We’ve been told that there are some factors that sometimes lead to an amount different from 128 MB of disk space being available. I’m aware that filesystem overhead and transparent compression are two of those effects. This post documents some experiments on the available disk space that exercise extreme cases for these effects.
Our storage device
$ mount
/dev/rbd0 on /app type btrfs (rw,relatime,compress=zlib,ssd,space_cache,subvolid=5,subvol=/)
$ lsblk
NAME MAJ:MIN RM SIZE RO TYPE MOUNTPOINT
rbd0 251:0 0 128M 0 disk /app
The underlying device is 128 MB. Lots of mount options, some of which look like they help save space.
Minimal state
I deleted everything I could.
$ find .
.
./.glitch-meta
./.glitch-meta/deletedgit
./.glitch-meta/backup.md5
$ du -sh .
24K .
$ df -h
Filesystem Size Used Avail Use% Mounted on
/dev/rbd0 128M 17M 87M 16% /app
A small directory owned by root remains. It takes 17 MB to represent the filesystem in this sate, and 87 MB of space is available.
Filling with random data
Next, I create as big of a file as possible filled with random bytes. That should be the worst case for compression, and it should actually take a little more space than the file itself due to some overhead.

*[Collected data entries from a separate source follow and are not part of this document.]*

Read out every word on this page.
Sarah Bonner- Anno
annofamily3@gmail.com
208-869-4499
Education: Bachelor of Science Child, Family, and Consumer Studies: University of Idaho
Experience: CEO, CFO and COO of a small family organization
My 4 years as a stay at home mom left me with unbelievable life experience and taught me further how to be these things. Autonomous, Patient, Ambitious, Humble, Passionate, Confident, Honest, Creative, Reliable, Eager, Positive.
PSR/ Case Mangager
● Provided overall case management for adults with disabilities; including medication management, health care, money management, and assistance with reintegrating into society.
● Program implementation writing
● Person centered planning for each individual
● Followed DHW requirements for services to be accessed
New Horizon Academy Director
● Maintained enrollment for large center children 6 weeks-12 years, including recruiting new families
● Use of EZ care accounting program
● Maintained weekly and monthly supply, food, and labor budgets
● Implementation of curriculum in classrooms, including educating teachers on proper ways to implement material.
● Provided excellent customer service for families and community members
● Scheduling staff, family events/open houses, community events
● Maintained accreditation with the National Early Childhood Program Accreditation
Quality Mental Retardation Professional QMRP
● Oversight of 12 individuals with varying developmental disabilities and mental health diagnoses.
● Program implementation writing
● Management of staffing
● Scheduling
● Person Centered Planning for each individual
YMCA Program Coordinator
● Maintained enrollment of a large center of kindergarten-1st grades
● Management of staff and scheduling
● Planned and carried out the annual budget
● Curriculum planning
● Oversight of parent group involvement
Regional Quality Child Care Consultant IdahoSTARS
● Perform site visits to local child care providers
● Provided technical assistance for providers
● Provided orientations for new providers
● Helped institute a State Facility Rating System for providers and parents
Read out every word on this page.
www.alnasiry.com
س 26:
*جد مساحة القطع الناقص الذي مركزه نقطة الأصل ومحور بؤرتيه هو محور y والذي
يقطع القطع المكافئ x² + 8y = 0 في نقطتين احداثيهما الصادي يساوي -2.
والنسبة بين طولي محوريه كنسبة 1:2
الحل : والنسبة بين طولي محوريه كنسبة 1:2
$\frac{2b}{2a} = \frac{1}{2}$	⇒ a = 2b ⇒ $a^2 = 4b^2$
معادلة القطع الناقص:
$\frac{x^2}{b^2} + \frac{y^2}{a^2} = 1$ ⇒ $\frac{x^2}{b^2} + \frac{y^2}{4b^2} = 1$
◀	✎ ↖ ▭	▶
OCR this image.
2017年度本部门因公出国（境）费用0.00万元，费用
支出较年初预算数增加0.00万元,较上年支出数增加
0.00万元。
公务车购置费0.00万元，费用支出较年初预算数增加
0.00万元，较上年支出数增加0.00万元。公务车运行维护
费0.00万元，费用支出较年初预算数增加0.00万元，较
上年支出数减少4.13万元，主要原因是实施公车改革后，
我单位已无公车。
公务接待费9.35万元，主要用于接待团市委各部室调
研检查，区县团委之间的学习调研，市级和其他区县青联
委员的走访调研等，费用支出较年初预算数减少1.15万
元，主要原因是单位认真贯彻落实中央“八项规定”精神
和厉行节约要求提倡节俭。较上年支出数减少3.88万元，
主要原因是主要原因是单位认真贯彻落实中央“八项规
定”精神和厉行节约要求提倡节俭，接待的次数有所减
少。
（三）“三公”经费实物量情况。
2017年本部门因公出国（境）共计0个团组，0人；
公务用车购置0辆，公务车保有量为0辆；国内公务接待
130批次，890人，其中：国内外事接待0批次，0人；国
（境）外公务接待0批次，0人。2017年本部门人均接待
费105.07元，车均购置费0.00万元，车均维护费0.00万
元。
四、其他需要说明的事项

On the other hand, creating a single file with “all the data” should minimize the filesystem metadata and block fragmentation overhead. Let’s see what happens.
$ cat /dev/urandom > blob
cat: write error: No space left on device
$ ls -lh
total 71M
-rw-r--r-- 1 app app 71M Oct 17 00:57 blob
We can create a file of up to 71 MB.
$ df -h
Filesystem Size Used Avail Use% Mounted on
/dev/rbd0 128M 88M 128K 100% /app
After that, only a tiny bit of space is left. It takes 88 MB to represent the filesystem in this state.
Observations
In the worst case, you can store up to 71 MB, a lot less than 128 MB. I think that proportion of overhead is too high for compression alone and too high for the overhead of storing a single file. There must be some other effects at work here.